For Anne Gregory

Thinking About the Poem

Page 141

Question 1.
What does the young man mean by “great honey-coloued /Ramparts at your ear?” Why does he say that young men are “thrown into despair” by them?

Answer:
The young man in the poem praises the great honey-colored hair of Anne. Anne’s hair have been called rampart, meaning a wall. It is called so because they act as a wall, as they prevent young men from looking beyond those yellow hair and into her soul.

Her hair are so attractive that young men cannot look at anything else. Anne’s yellow hair are so pretty that young men hopelessly fall in love with her. She is so pretty that everyone wants her, which cannot happen; hence, they are thrown into despair.

Question 2.
What colour is the young woman’s hair? What does she say she can change it td? Why would she want to do so?

Answer:
Anne s hair are yellow, like the colour of honey. She says that she can change it to black, brown or carrot; she means that she can change it to any colour she wants. Anne says so to show that outer beauty is changeable and not permanent or real.

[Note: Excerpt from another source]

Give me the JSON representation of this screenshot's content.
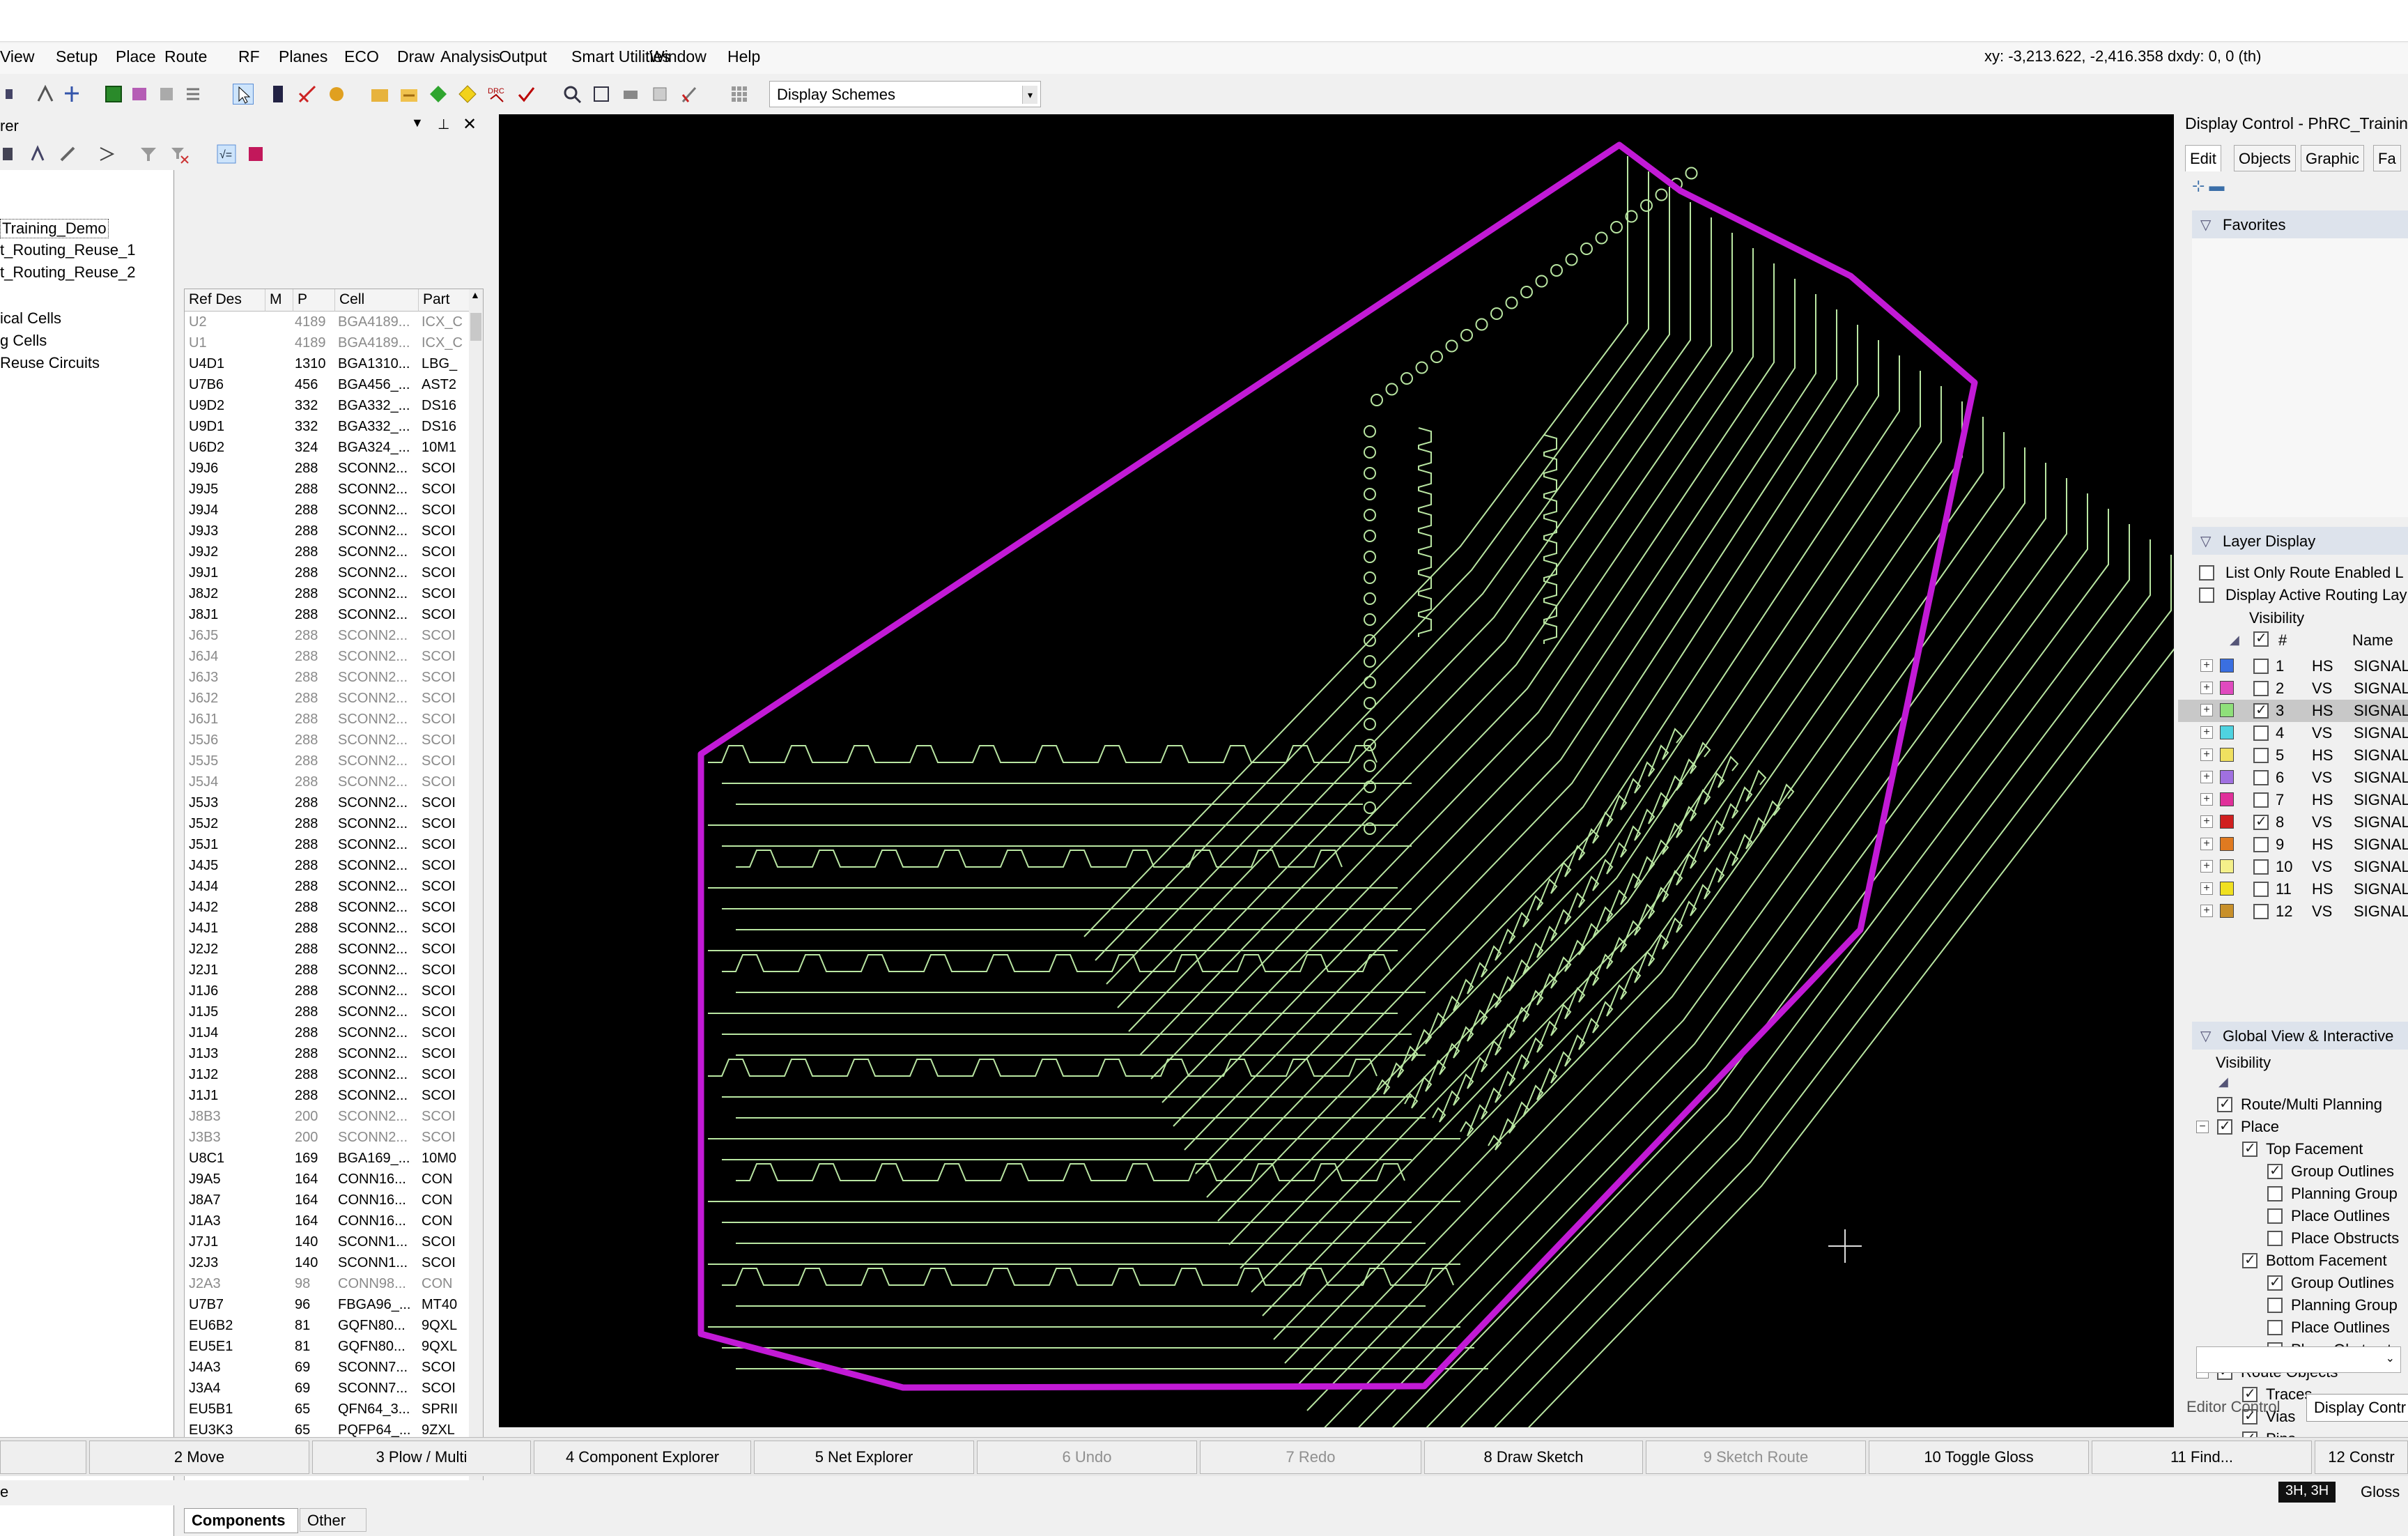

She wants young men to look in her soul and love her for her inner beauty. In order to do so, she needs to show them the superficiality of her external beauty.

Question 3.
Objects have qualities which make them desirable to others. Can you think of some objects (a car, a phone, a dress…) and say what qualities make one object more desirable than another? Imagine you were trying to sell an object: what qualities would you emphasise?

Answer:
People desire objects because of their qualities that suit their need. The things we consume, goods we use such as a car, a phone, a dress etc. physical qualities matter the most. Before buying anything, it is always considered that the object is durable and looks pretty.

If I were to sell a dress, I would select the one that is very appealing to the eye and comfortable for the body. Then I would emphasise on the durability of the dress so that the customer feels that he/she is spending his/her money at the right place and in the right thing.

Question 4.
What about people? Do we love others because we like their qualities, whether physical or mental? Or is it possible to love someone “for themselves alone”? Are some people ‘more lovable’ than others? Discuss this question in pairs or in groups’, considering points like the following.

  1.  A parent or caregiver’s love for a newborn baby, for a mentally or physically challenged child, for a clever child or a prodigy
  2.  The public’s love for a film star, a sportsperson, a politician, or a social worker
  3.  Your love for a friend, or brother or sister
  4.  Your love for a pet, and the pet’s love for you.

Answer:
The students should attempt on their own.

Question 5.
You have perhaps concluded that people are not objects to be valued for their qualities or riches rather than for themselves. But elsewhere Yeats asks the question: How can we separate the dancer from the dance?

Is it possible to separate ‘the person himself or herself’ from how the person looks, sounds, walks and so on? Think of how you or a friend or member of your family has changed over the years. Has your relationship also changed? In what way?

Answer:
The students should attempt on their own.